3
votes

My project uses template metaprogramming heavily. Most of the action happens inside recursive templates which produce objects and functions with very long (mangled) symbol names.

Despite the build time being only ~30 sec, the resulting executable is about a megabyte, and it's mostly symbol names.

On Linux, adding a -s argument to GCC brings the size down to ~300 KiB, but a quick look with a text editor shows there are still a lot of cumbersome names in there. I can't find how to strip anything properly on OS X… will just write that off for now.

I suspect that the vtable entries for providing typeid(x).name() are taking up a big chunk. Removing all use of the typeid operator did not cause anything more to be stripped on Linux. I think that the default exception handler uses the facility to report the type of an uncaught exception.

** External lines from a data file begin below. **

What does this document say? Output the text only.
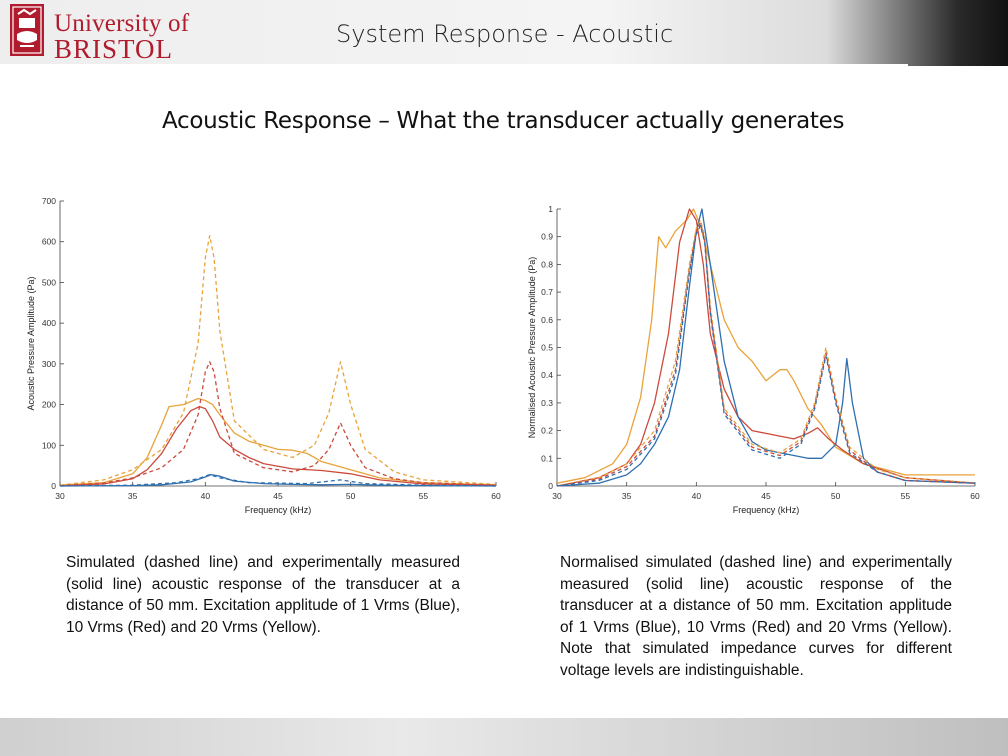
University of
BRISTOL	System Response - Acoustic
Acoustic Response – What the transducer actually generates
30	35	40	45	50	55	60
0
100
200
300
400
500
600
700
Frequency (kHz)
Acoustic Pressure Amplitude (Pa)
30	35	40	45	50	55	60
0
0.1
0.2
0.3
0.4
0.5
0.6
0.7
0.8
0.9
1
Frequency (kHz)
Normalised Acoustic Pressure Amplitude (Pa)
Simulated (dashed line) and experimentally measured (solid line) acoustic response of the transducer at a distance of 50 mm. Excitation applitude of 1 Vrms (Blue), 10 Vrms (Red) and 20 Vrms (Yellow).
Normalised simulated (dashed line) and experimentally measured (solid line) acoustic response of the transducer at a distance of 50 mm. Excitation applitude of 1 Vrms (Blue), 10 Vrms (Red) and 20 Vrms (Yellow). Note that simulated impedance curves for different voltage levels are indistinguishable.
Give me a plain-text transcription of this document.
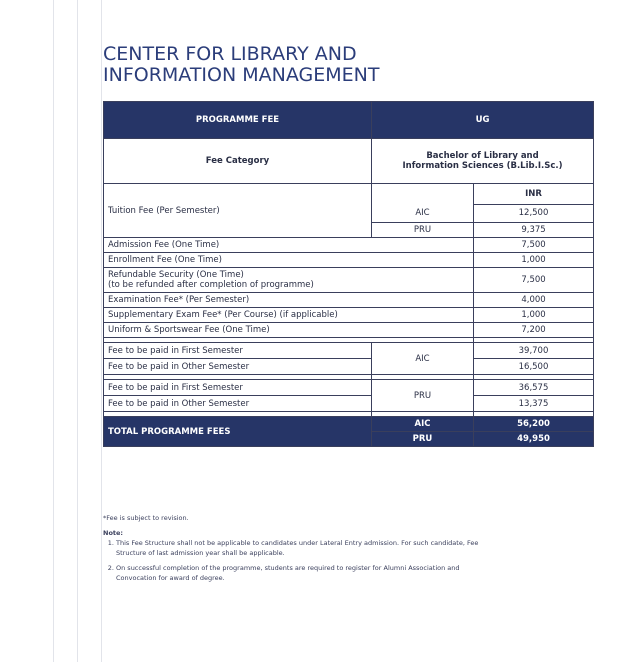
CENTER FOR LIBRARY AND
INFORMATION MANAGEMENT
PROGRAMME FEE	UG	
Fee Category	Bachelor of Library and
Information Sciences (B.Lib.I.Sc.)	

Tuition Fee (Per Semester)		INR
	AIC	12,500
	PRU	9,375
Admission Fee (One Time)		7,500
Enrollment Fee (One Time)		1,000

Refundable Security (One Time)
(to be refunded after completion of programme)		7,500
Examination Fee* (Per Semester)		4,000
Supplementary Exam Fee* (Per Course) (if applicable)		1,000
Uniform & Sportswear Fee (One Time)		7,200

Fee to be paid in First Semester	AIC	39,700
Fee to be paid in Other Semester		16,500

Fee to be paid in First Semester	PRU	36,575
Fee to be paid in Other Semester		13,375

TOTAL PROGRAMME FEES	AIC	56,200
	PRU	49,950

*Fee is subject to revision.

Note:

1. This Fee Structure shall not be applicable to candidates under Lateral Entry admission. For such candidate, Fee
Structure of last admission year shall be applicable.
2. On successful completion of the programme, students are required to register for Alumni Association and
Convocation for award of degree.
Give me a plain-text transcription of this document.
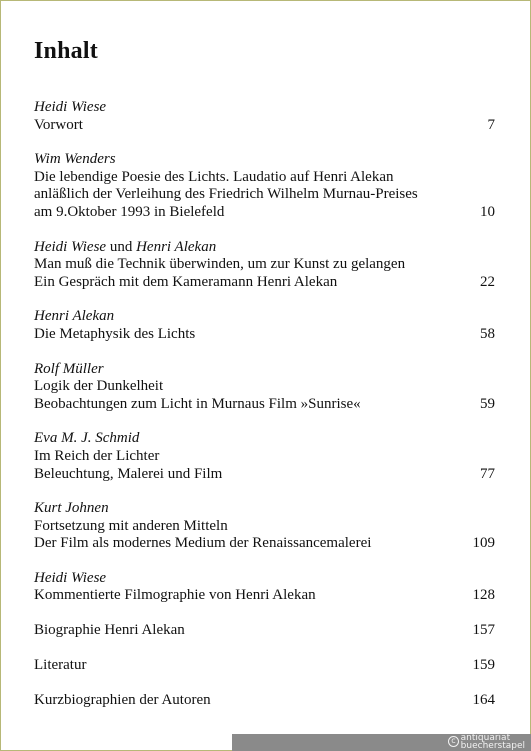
Inhalt
Heidi Wiese
Vorwort	7
Wim Wenders
Die lebendige Poesie des Lichts. Laudatio auf Henri Alekan
anläßlich der Verleihung des Friedrich Wilhelm Murnau-Preises
am 9.Oktober 1993 in Bielefeld	10
Heidi Wiese und Henri Alekan
Man muß die Technik überwinden, um zur Kunst zu gelangen
Ein Gespräch mit dem Kameramann Henri Alekan	22
Henri Alekan
Die Metaphysik des Lichts	58
Rolf Müller
Logik der Dunkelheit
Beobachtungen zum Licht in Murnaus Film »Sunrise«	59
Eva M. J. Schmid
Im Reich der Lichter
Beleuchtung, Malerei und Film	77
Kurt Johnen
Fortsetzung mit anderen Mitteln
Der Film als modernes Medium der Renaissancemalerei	109
Heidi Wiese
Kommentierte Filmographie von Henri Alekan	128
Biographie Henri Alekan	157
Literatur	159
Kurzbiographien der Autoren	164
c antiquariat
buecherstapel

How might I maximize strippage and minimize these kilobyte-sized symbols in my executable?

1
Last I checked g++ uses a string compare for runtime type equality because of some corner cases (e.g. dlopen) where the type_info structs cannot reliably be resolved to the same instances to be checked by identity (pointer compare). These structs cannot be stripped in case some future code (libraries/plugins/etc) need the type_info. I will double check the code and report back later if I remembered correctly.John5342
Programs (as opposed to libraries) are usually not mean for dlopening, though.R. Martinho Fernandes
@R.MartinhoFernandes: programs can potentially use dlopen to load a library and you end up with the exact same issue looking from the other side.David Rodríguez - dribeas
Well… is there a "bigger hammer" out there that can just get rid of this crud? dlopen is a significant use case to be sure but a lot of developers just don't want their symbols out in the wild.Potatoswatter
I don't even care about completely removing the type_info names, but could just replace them will null-terminated hashes or serial IDs to satisfy the string comparison for type equality construct. IMO the ABI is defective if it mandates that my symbols go into the binary. With all these recursive templates and lambdas, a single type name can recapitulate the entire program structure, which should be a secret.Potatoswatter

1 Answers

-2
votes

Just run the program strip on the final executable. If you want to be fancier, you can use some other tools to store the debug info separately, but for your stated purpose, just strip a.out is fine. Maybe use the --strip-all option--I haven't tried that myself to see if it differs from the default behavior.

If you really want to try disabling RTTI, well, it's gcc -fno-rtti. But that may break your program badly--only one way to find out I guess.